Urusan hilang, berhalusinasi dan tidur bisa pulas. Begitulah yang dirasakan DA pelajar di Kota Depok selepas menghisap getok alias ganja. DA tak sendiri dalam menikmati hijau daun tersebut, bisa lima sampai enam teman sejawatnya dalam melakukan ritual bakar. Seperti apa ritual itu, dan dari mana barang haram tersebut didapat. Berikut penelurusan Jurnalis Radar Depok, Febrina.
RADAR DEPOK.COM - Setiap malam minggu tiba, banyak muda-mudi yang memutuskan beraktivitas keluar rumah. Termasuk (DA) salah seorang pelajar kelas XI yang selalu nongkrong bersama teman-teman. Namun disini ceritanya berbeda, ada “ritual” yang dilakukan. Tak sekadar bertukar pikiran, bersenda gurau, akan tetapi ritual yang dimaksud yaitu ke arah negatif.
Dua pekan lalu atau lebih tepatnya Sabtu (29/7) sore sekira pukul 17:00 WIB, sudah bersiap mau kongkow. Berkaos hitam dengan tulis The Bluss membuat pria berambut kelimis ini siap berangkat malam mingguan. Ya, dia adalah DA. DA merupakan segelintiran siswa SMA di Depok yang aktifitasnya belum diketahui orang tua pada umumnya.
DA banyak cerita ke Koran Depok Sesungguhnya (Slogan Radar Depok) sebelum berangkat ingin ritual. Di air yang tenang dan ditemani angin sepoy situ di wilayah Kecamatan Sawangan. Awalnya DA enggan berbagi pengalamannya itu selama menjadi pemakaian. Maklum, dia khawatir identitasnya diketahui. Merasa percaya dengan Radar Depok, pria berusia 16 tahun mulai berbagi pengalaman.
Sembari memandang landainya air situ, DA mengaku kebiasaan bergaul dengan orang yang lebih dewasa dan tidak memiliki pekerjaan alias pengangguran. Akhirnya, membuat dia terjebak dilingkungaan yang menggunakan Narkoba. Setahun sudah DA menkonsumsi ganja. “Saya baru setahun make, kalau abis bakar rasanya masalah ilang,” ungkapnya sembari berseloroh.
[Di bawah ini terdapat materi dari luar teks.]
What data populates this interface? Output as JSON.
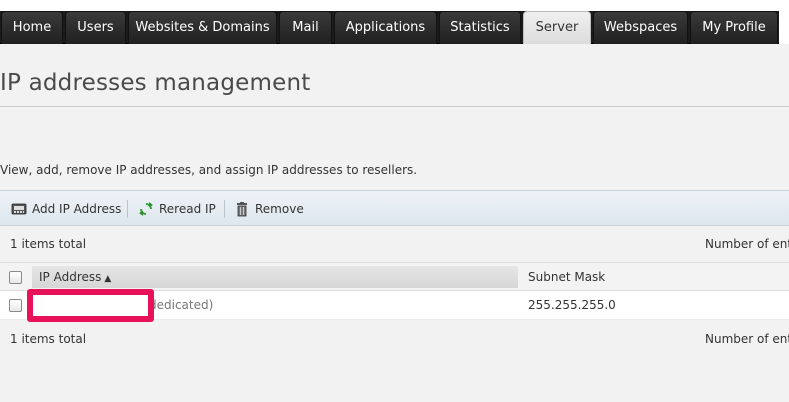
{
  "tabs": [
    {
      "label": "Home",
      "active": false
    },
    {
      "label": "Users",
      "active": false
    },
    {
      "label": "Websites & Domains",
      "active": false
    },
    {
      "label": "Mail",
      "active": false
    },
    {
      "label": "Applications",
      "active": false
    },
    {
      "label": "Statistics",
      "active": false
    },
    {
      "label": "Server",
      "active": true
    },
    {
      "label": "Webspaces",
      "active": false
    },
    {
      "label": "My Profile",
      "active": false
    }
  ],
  "page": {
    "title": "IP addresses management",
    "description": "View, add, remove IP addresses, and assign IP addresses to resellers."
  },
  "toolbar": {
    "add_label": "Add IP Address",
    "reread_label": "Reread IP",
    "remove_label": "Remove"
  },
  "list": {
    "items_total_top": "1 items total",
    "items_total_bottom": "1 items total",
    "entries_label": "Number of ent",
    "columns": {
      "ip": "IP Address",
      "subnet": "Subnet Mask"
    },
    "rows": [
      {
        "ip_suffix": "dedicated)",
        "subnet": "255.255.255.0"
      }
    ]
  },
  "colors": {
    "redaction_border": "#e8125a",
    "toolbar_bg": "#e4ecf2"
  }
}
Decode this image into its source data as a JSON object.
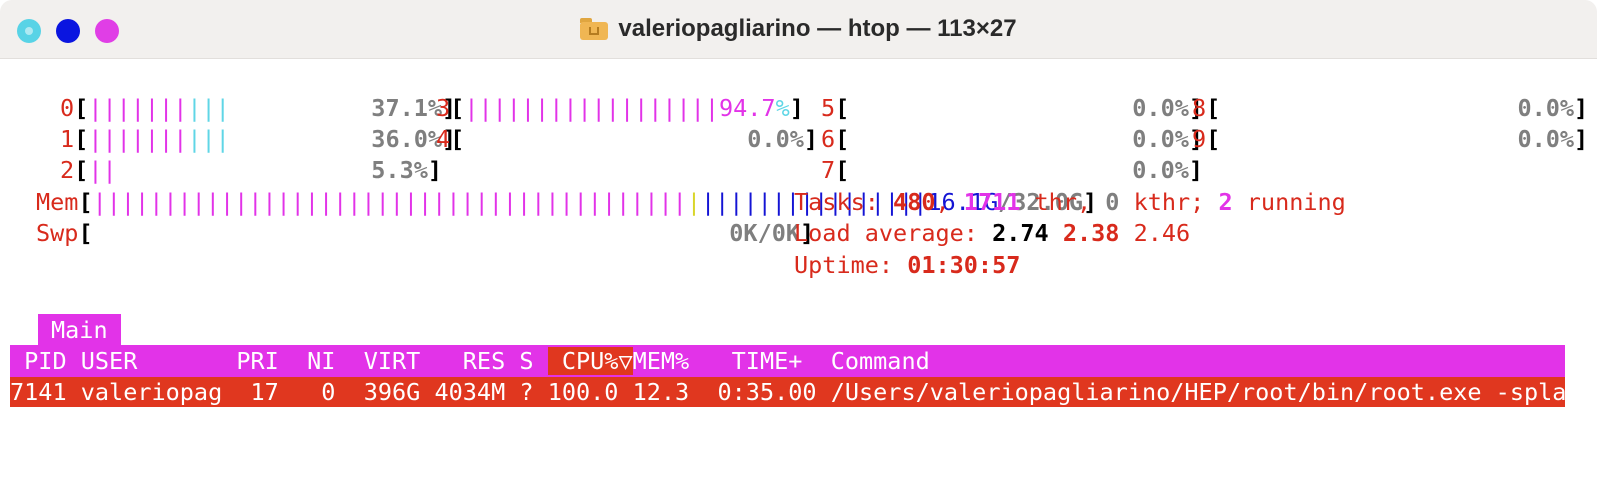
{
  "window": {
    "title": "valeriopagliarino — htop — 113×27",
    "title_icon": "folder-home-icon"
  },
  "cpus": [
    {
      "id": "0",
      "bar_green_magenta": "|||||||",
      "bar_cyan": "|||",
      "value": "37.1%"
    },
    {
      "id": "1",
      "bar_green_magenta": "|||||||",
      "bar_cyan": "|||",
      "value": "36.0%"
    },
    {
      "id": "2",
      "bar_green_magenta": "||",
      "bar_cyan": "",
      "value": "5.3%"
    },
    {
      "id": "3",
      "bar_green_magenta": "||||||||||||||||||",
      "bar_cyan": "",
      "value_num": "94.7",
      "value_pct": "%"
    },
    {
      "id": "4",
      "value": "0.0%"
    },
    {
      "id": "5",
      "value": "0.0%"
    },
    {
      "id": "6",
      "value": "0.0%"
    },
    {
      "id": "7",
      "value": "0.0%"
    },
    {
      "id": "8",
      "value": "0.0%"
    },
    {
      "id": "9",
      "value": "0.0%"
    }
  ],
  "mem": {
    "label": "Mem",
    "bar_mag": "||||||||||||||||||||||||||||||||||||||||||",
    "bar_yel": "|",
    "bar_blue": "||||||||||||||||",
    "used": "16.1G",
    "total": "/32.0G"
  },
  "swp": {
    "label": "Swp",
    "value": "0K/0K"
  },
  "tasks": {
    "label": "Tasks: ",
    "count": "480",
    "sep1": ", ",
    "thr": "1711",
    "thr_label": " thr, ",
    "kthr": "0",
    "kthr_label": " kthr; ",
    "running": "2",
    "running_label": " running"
  },
  "load": {
    "label": "Load average: ",
    "l1": "2.74",
    "l5": "2.38",
    "l15": "2.46"
  },
  "uptime": {
    "label": "Uptime: ",
    "value": "01:30:57"
  },
  "tabs": [
    {
      "label": "Main"
    }
  ],
  "columns": {
    "pid": " PID",
    "user": "USER",
    "pri": "PRI",
    "ni": "NI",
    "virt": "VIRT",
    "res": "RES",
    "s": "S",
    "cpu": "CPU%▽",
    "mem": "MEM%",
    "time": "TIME+",
    "command": "Command"
  },
  "processes": [
    {
      "pid": "7141",
      "user": "valeriopag",
      "pri": "17",
      "ni": "0",
      "virt": "396G",
      "res": "4034M",
      "s": "?",
      "cpu": "100.0",
      "mem": "12.3",
      "time": "0:35.00",
      "command": "/Users/valeriopagliarino/HEP/root/bin/root.exe -splash"
    }
  ]
}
Dengan gamblang, DA yang sesekali menghisap rokok jenis mild ini menyebutkan, tadinya hanya sekadar ingin tahu dan kebetulan kenal dari teman ke teman menawarkan. Karena memang sudah sejak duduk di bangku SMP mengenal rokok, sehingga hingga SMA pun menggunakan ganja sama halnya dengan merokok. Hanya saja efeknya memang lebih dahsyat ketimbang rokok. Akan tetapi disini penggunaannya tidak setiap hari, dikarenakan Senin sampai Jumat tidak bebas waktunya. Biasanya hanya Jumat malam dan malam Minggu saja, kalau tidak begitu rasanya kepala pusing, ada yang kurang.
“Entah kenapa kalau habis isap itu badan enakan, tapi masih fokus berfikir bahkan mengendarai sepeda motor,” ungkapnya.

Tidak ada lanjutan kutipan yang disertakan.